To the uninitiated, a Carolina Reaper looks a bit like a habanero pepper with raisin-like wrinkles. It’s as bright red as a warning flag.

For the viewers of ABC News HealthLab's new interactive video, I decided I would eat the pepper while a thermographic camera recorded the temperature changes in my face. I wanted to narrate the experience as it happened, describing what it was like to sample this notorious beast.

The first three seconds after eating the pepper were sweet oblivion. It wasn't bad. You chew, it crunches like a bell pepper.

And then the pain. And the heat. Blinding. Searing. These were the words I attempted to conjure for the camera, but when I opened my mouth all that would emerge was a hiccup -- my stomach rejecting the Reaper.

I had made a horrible, horrible mistake.

Capsaicin Fools the Brain

I had a front-row seat to the powers of capsaicin -- the chemical in hot peppers that gives them their characteristic burn.
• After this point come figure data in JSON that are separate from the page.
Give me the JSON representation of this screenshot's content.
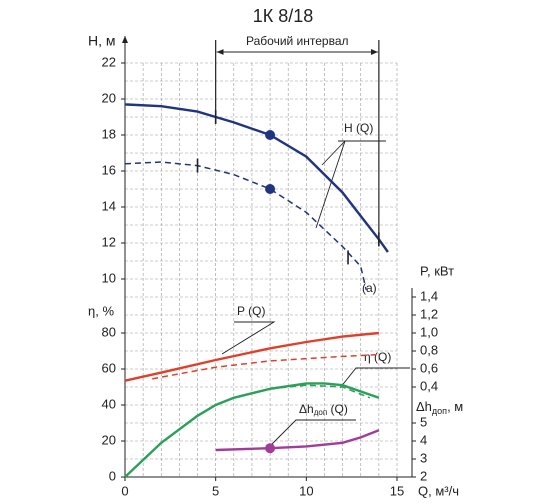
{
  "chart_data": {
    "type": "line",
    "title": "1К 8/18",
    "xlabel": "Q, м³/ч",
    "xlim": [
      0,
      15
    ],
    "xticks": [
      0,
      5,
      10,
      15
    ],
    "axes": {
      "H": {
        "label": "Н, м",
        "ylim": [
          10,
          22
        ],
        "yticks": [
          10,
          12,
          14,
          16,
          18,
          20,
          22
        ]
      },
      "eta": {
        "label": "η, %",
        "ylim": [
          0,
          80
        ],
        "yticks": [
          0,
          20,
          40,
          60,
          80
        ]
      },
      "P": {
        "label": "P, кВт",
        "ylim": [
          0.4,
          1.4
        ],
        "yticks": [
          {
            "value": 0.4,
            "label": "0,4"
          },
          {
            "value": 0.6,
            "label": "0,6"
          },
          {
            "value": 0.8,
            "label": "0,8"
          },
          {
            "value": 1.0,
            "label": "1,0"
          },
          {
            "value": 1.2,
            "label": "1,2"
          },
          {
            "value": 1.4,
            "label": "1,4"
          }
        ]
      },
      "dh": {
        "label": "Δh",
        "label_sub": "доп",
        "label_unit": ", м",
        "ylim": [
          2,
          5
        ],
        "yticks": [
          2,
          3,
          4,
          5
        ]
      }
    },
    "series": [
      {
        "axis": "H",
        "color": "#1f3580",
        "dashed": false,
        "x": [
          0,
          2,
          4,
          5,
          6,
          8,
          10,
          12,
          13,
          14,
          14.5
        ],
        "values": [
          19.7,
          19.6,
          19.3,
          19.0,
          18.7,
          18.0,
          16.8,
          14.8,
          13.5,
          12.2,
          11.5
        ]
      },
      {
        "axis": "H",
        "color": "#1f3580",
        "dashed": true,
        "x": [
          0,
          2,
          4,
          6,
          8,
          10,
          12,
          13,
          13.3
        ],
        "values": [
          16.4,
          16.5,
          16.3,
          15.8,
          15.0,
          13.7,
          11.8,
          10.7,
          9.4
        ]
      },
      {
        "axis": "P",
        "color": "#e0402a",
        "dashed": false,
        "x": [
          0,
          2,
          5,
          8,
          10,
          12,
          14
        ],
        "values": [
          0.47,
          0.56,
          0.7,
          0.83,
          0.9,
          0.96,
          1.0
        ]
      },
      {
        "axis": "P",
        "color": "#e0402a",
        "dashed": true,
        "x": [
          1.5,
          2,
          5,
          8,
          12,
          14
        ],
        "values": [
          0.49,
          0.51,
          0.62,
          0.69,
          0.74,
          0.76
        ]
      },
      {
        "axis": "eta",
        "color": "#2aa05a",
        "dashed": false,
        "x": [
          0,
          2,
          4,
          5,
          6,
          8,
          10,
          11,
          12,
          14
        ],
        "values": [
          0,
          19,
          34,
          40,
          44,
          49,
          52,
          52,
          51,
          44
        ]
      },
      {
        "axis": "eta",
        "color": "#2aa05a",
        "dashed": true,
        "x": [
          8,
          10,
          12,
          13.5
        ],
        "values": [
          49,
          51,
          50,
          44
        ]
      },
      {
        "axis": "dh",
        "color": "#a23b9c",
        "dashed": false,
        "x": [
          5,
          8,
          10,
          12,
          13,
          14
        ],
        "values": [
          3.5,
          3.6,
          3.7,
          3.9,
          4.2,
          4.6
        ]
      }
    ],
    "points": [
      {
        "axis": "H",
        "color": "#1f3580",
        "x": 8,
        "y": 18.0
      },
      {
        "axis": "H",
        "color": "#1f3580",
        "x": 8,
        "y": 15.0
      },
      {
        "axis": "dh",
        "color": "#a23b9c",
        "x": 8,
        "y": 3.6
      }
    ],
    "curve_ticks": [
      {
        "axis": "H",
        "x": 5,
        "y": 19.0
      },
      {
        "axis": "H",
        "x": 14,
        "y": 12.2
      },
      {
        "axis": "H",
        "x": 4,
        "y": 16.3
      },
      {
        "axis": "H",
        "x": 12.3,
        "y": 11.2
      }
    ],
    "interval": {
      "label": "Рабочий интервал",
      "from": 5,
      "to": 14
    },
    "annotations": {
      "hq": "H (Q)",
      "a": "(a)",
      "pq": "P (Q)",
      "etaq": "η (Q)",
      "dhq_main": "Δh",
      "dhq_sub": "доп",
      "dhq_tail": " (Q)"
    }
  }
}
To learn more, I reached out to Dr. Paul Wise of the Monell Chemical Senses Center in Philadelphia.

“Much like bitter taste, plants have developed these chemicals as a defensive mechanism against predators,” Wise said.

Eating even the hottest of peppers shouldn’t cause any kind of harm, he said. Instead, the capsaicin triggers the same nerve endings that respond to pain and high temperatures, fooling the brain into thinking that there is a fire in your mouth.

“At sufficient concentrations, these chemicals will trigger reflexes -- like tearing, a runny nose, coughing, sneezing -- all of these mechanisms intended to clear the chemical from the system,” Wise said.

What makes the Carolina Reaper particularly special is exactly how much capsaicin each tiny fruit harbors. To explain this, scientists look to a measure known as Scoville units. The higher the number, the hotter the pepper.

But what does 1.6 million Scoville units feel like?

All Fired Up

Minutes before trying the pepper, I had witnessed a steady stream of brave souls who, one by one, tried to break the Guinness world record for consuming the most of these peppers in a minute.

The victor and new record-holder, Wayne Algenio, ate roughly 22 Carolina Reapers in 60 seconds that day. He lived to tell the tale.

Algenio is a competitive eater -- a Filipino-American who also happens to be the world record holder for most balut eaten in five minutes. However, his attempt to garner the Guinness title last year landed him in second place.

This year, he came ready to win -- and to suffer.

In order to clinch the title, competitors must wait an additional full minute before sipping any liquid. That, Algenio said, is when the true effects of the pepper kick in.

“Everything hits you right afterwards,” he said. “I drank the two [quarts of milk], ran to the bathroom, and then I was just constantly throwing them up and trying to drink as much water I could.”

There he was, curled up in a fetal position on the floor of the bathroom at the Brooklyn Expo Center. At times, he pressed his face against the cool walls of the bathroom stall for relief.

Asked if he would ever put himself through the ordeal of eating a Carolina Reaper again, he said only if someone broke his record of 119 grams of the pepper in a minute.

I do not relish the prospect of trying the Reaper again myself. But the experience was a memorable one, to say the least, and it left me with more than just a warm feeling deep inside.